= Zardoz (computer security) =

Mailing list run by Neil Gorsuch 1989 to 1991

In computer security, the Security-Digest list, better known as the Zardoz list, was a semi-private full disclosure mailing list run by Neil Gorsuch from 1989 through 1991. It identified weaknesses in systems and gave directions on where to find them. It was a perennial target for computer hackers, who sought archives of the list for information on undisclosed software vulnerabilities.

==Membership restrictions==
Access to Zardoz was approved on a case-by-case basis by Gorsuch, principally by reference to the user account used to send subscription requests; requests were approved for root users, valid UUCP owners, or system administrators listed at the NIC.

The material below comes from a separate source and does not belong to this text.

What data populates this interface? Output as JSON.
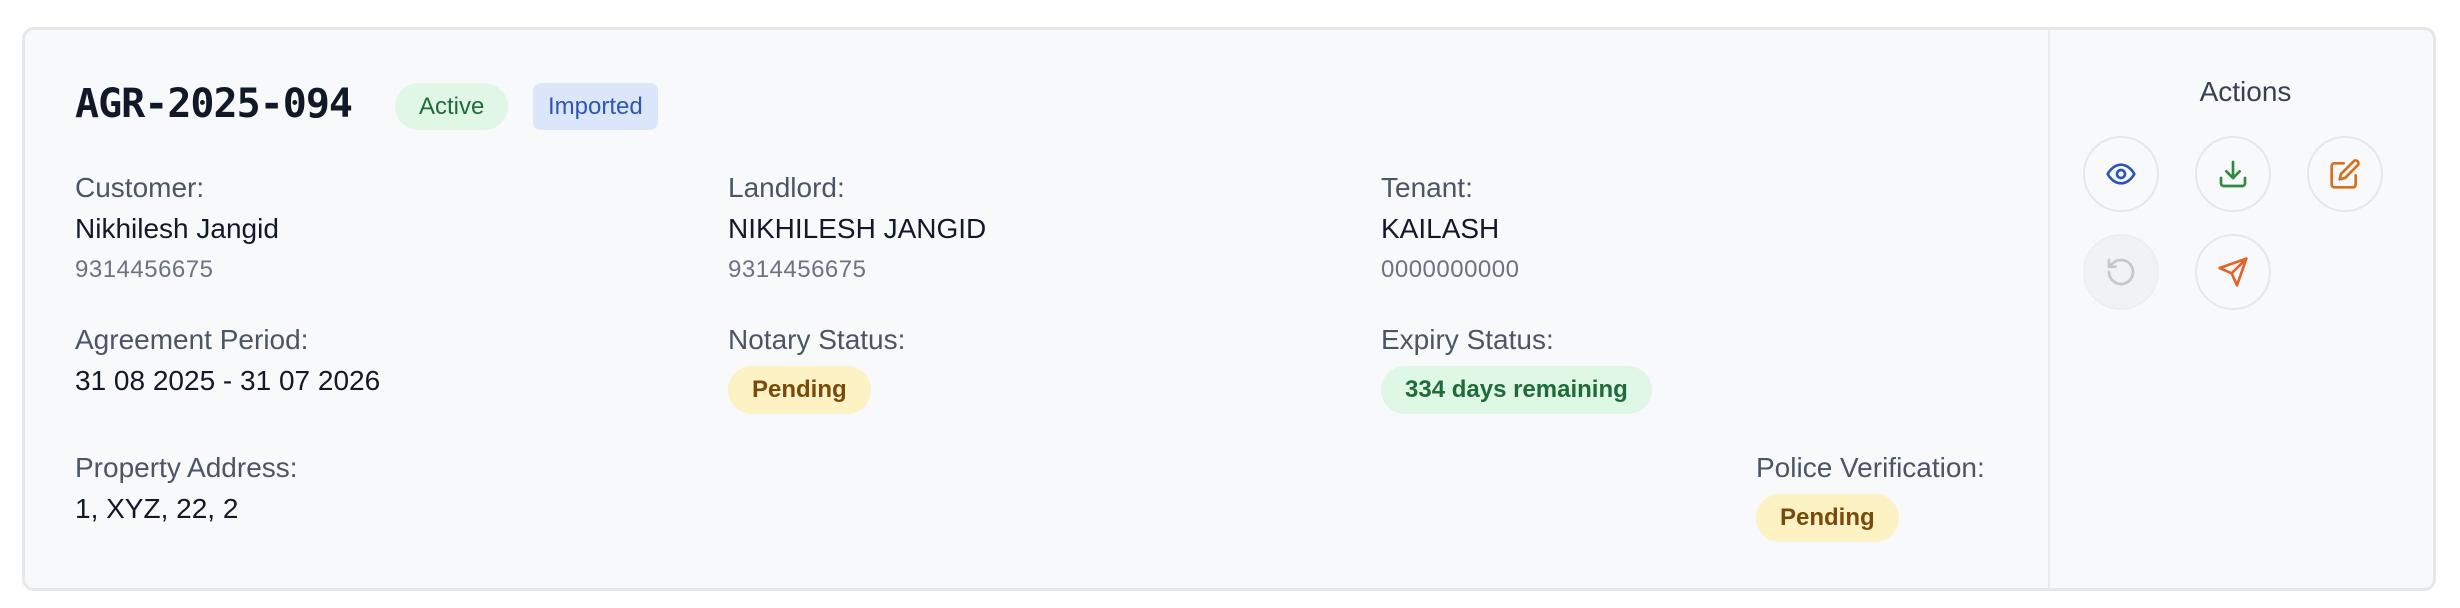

The openness of the list to users other than Unix system administrators was a regular topic of conversation, with participants expressing concern that vulnerabilities and exploitation details disclosed on the list were liable to spread to hackers. The circulation of Zardoz postings was an open secret among computer hackers, and mocked in a Phrack parody of an IRC channel populated by security experts.

==Notable participants==

- Keith Bostic discussed BSD Sendmail vulnerabilities
- Chip Salzenberg discussed Peter Honeyman's posting of a UUCP worm, and shell script security
- Gene Spafford discussed VMS and Ultrix bugs, and relayed law enforcement enquiries about the Morris Worm
- Tom Christiansen discussed SUID shell scripts
- Chris Torek discussed devising exploits from general descriptions of vulnerabilities
- Henry Spencer discussed Unix security
- Brendan Kehoe discussed systems security
- Alec Muffett announced Crack, the Unix password cracker

The majority of Zardoz participants were Unix systems administrators and C software developers. Neil Gorsuch and Gene Spafford were the most prolific contributors to the list.